Injuries have been an issue again in 2018, but what has been surprising is the lack of production by several of the standouts that are now in their second seasons. Shanahan spoke after the team's 39-10 loss to the Los Angeles Rams about several of the second-year players who have struggled. 

“They came in ready to take it to another level and they haven’t,” Shanahan said. “They haven’t done that so far. That stuff is hard. The NFL is not easy. You’re not just guaranteed because you had some success at the end of the year that you’ll come in and just pick up right where you left off.”

[RELATED: Shanahan focused on big picture]

Of course it hasn’t all been bad, but living up to expectations set from a productive rookie campaign has been tough on some of the players. Defensive back Ahkello Witherspoon and safety Adrian Colbert were thrown into the fire last season and played well above expectations. 

This season, Witherspoon has been challenged by playing opposite of veteran Richard Sherman, who has rarely been targeted.

“I didn’t think he got off to the same start this year,” Shanahan said about Witherspoon. “He’s been a lot more up and down. I thought yesterday he took a step in the right direction. I thought he had one of his better games this year. Hopefully, that’ll continue to trend that way so he can get back to the level of last year and more.”

Shanahan couldn’t put his finger on what has been the challenge for Witherspoon and Colbert. 

“You’ve got to ask them," Shanahan said. “You fight through some things. You come in as rookies, you’re not really sure what to expect and you get a little bit of feel as the year goes and you have a little success as the year ends. You come in and those guys worked extremely hard in the offseason."

Witherspoon will have the opportunity to keep working and improve through the remaining nine games. Colbert will have to wait until 2019 after being placed on injured reserve after he suffered a high ankle sprain facing the Rams. 

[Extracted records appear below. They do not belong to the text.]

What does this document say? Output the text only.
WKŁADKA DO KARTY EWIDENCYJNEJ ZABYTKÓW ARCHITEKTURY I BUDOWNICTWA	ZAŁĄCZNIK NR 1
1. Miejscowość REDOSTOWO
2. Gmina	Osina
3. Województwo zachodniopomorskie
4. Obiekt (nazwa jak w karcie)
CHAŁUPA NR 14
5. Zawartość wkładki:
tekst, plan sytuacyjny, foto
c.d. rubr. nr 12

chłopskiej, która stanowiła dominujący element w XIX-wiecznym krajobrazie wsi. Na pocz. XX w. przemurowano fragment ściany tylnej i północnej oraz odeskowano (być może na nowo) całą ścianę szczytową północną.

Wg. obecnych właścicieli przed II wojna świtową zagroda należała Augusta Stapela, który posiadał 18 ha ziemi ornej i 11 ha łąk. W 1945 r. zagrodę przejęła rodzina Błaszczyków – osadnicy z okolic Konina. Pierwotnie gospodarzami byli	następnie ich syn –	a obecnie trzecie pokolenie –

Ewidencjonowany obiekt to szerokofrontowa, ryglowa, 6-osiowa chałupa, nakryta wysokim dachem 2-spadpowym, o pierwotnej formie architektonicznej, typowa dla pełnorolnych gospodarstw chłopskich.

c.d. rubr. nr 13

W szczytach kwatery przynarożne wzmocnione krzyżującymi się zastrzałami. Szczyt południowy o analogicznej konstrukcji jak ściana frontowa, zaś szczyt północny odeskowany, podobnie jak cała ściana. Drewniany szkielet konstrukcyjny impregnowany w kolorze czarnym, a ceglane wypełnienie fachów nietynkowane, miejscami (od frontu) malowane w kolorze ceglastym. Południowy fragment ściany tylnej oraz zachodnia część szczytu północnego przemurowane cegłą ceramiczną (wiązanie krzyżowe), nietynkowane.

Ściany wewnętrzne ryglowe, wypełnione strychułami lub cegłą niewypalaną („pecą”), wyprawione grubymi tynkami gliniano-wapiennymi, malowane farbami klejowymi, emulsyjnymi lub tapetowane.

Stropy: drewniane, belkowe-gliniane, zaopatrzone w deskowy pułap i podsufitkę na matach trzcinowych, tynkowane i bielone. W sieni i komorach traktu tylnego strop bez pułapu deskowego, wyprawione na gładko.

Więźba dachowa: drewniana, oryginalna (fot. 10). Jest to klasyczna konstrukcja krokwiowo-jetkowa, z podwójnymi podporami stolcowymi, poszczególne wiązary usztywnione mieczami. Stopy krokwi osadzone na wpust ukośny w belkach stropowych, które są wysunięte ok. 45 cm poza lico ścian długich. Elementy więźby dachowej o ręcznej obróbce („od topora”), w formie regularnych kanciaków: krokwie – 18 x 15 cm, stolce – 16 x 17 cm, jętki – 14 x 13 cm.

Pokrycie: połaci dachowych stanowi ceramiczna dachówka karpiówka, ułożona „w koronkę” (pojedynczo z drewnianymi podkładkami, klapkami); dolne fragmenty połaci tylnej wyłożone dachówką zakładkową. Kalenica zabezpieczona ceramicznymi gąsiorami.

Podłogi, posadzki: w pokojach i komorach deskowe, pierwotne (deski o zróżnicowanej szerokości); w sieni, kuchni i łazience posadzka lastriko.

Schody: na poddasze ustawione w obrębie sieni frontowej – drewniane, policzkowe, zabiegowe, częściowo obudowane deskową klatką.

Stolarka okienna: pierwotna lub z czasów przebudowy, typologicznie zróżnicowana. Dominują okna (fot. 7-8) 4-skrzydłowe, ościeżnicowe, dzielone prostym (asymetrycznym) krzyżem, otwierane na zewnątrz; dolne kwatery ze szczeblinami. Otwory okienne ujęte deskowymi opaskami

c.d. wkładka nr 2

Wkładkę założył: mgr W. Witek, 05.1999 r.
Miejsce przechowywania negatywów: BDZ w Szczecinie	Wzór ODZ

“They’ve had to really work through that," Shanahan said. "Work through some of these games, some ups and downs, losing some playing time. They’ve gotten better in practice and I thought it carried over to the game this week. I know it won’t for Colbert as we go, but hopefully Ahkello will continue to grow from it.”

Trent Taylor and Reuben Foster have been fighting through injuries, but their production hasn’t been as high as expected after their rookie seasons. The expectations were also high for Solomon Thomas, coming in as the third overall pick of the 2017 draft. He has struggled to receive significant playing time in the defensive line rotation. 

Shanahan spoke about the reality of the cliché "sophomore slump."

“I’ve seen it a lot over my years, Shanahan said. “I say percentage-wise it happens to a lot of people. That doesn’t mean everybody in their second year is like that. But I think you come in as a rookie, you don’t really know what to expect. 

“You’re just wide eyed and just trying your hardest to make a dream come true and you don’t even look back. You grind every day trying to get there and you don’t even know why you got in or what happened. You’re just sitting there trying to survive and not get cut. Then you start to gain some confidence that you can play in this league. 

“Then you come back the next year and you want to take it to the next level. You do a little bit more, you work more, put a little bit more pressure on yourself and try to do extra and you end up forgetting kind of what got you there. I think that does happen to people when you say the sophomore slump, but it doesn’t happen with everyone.”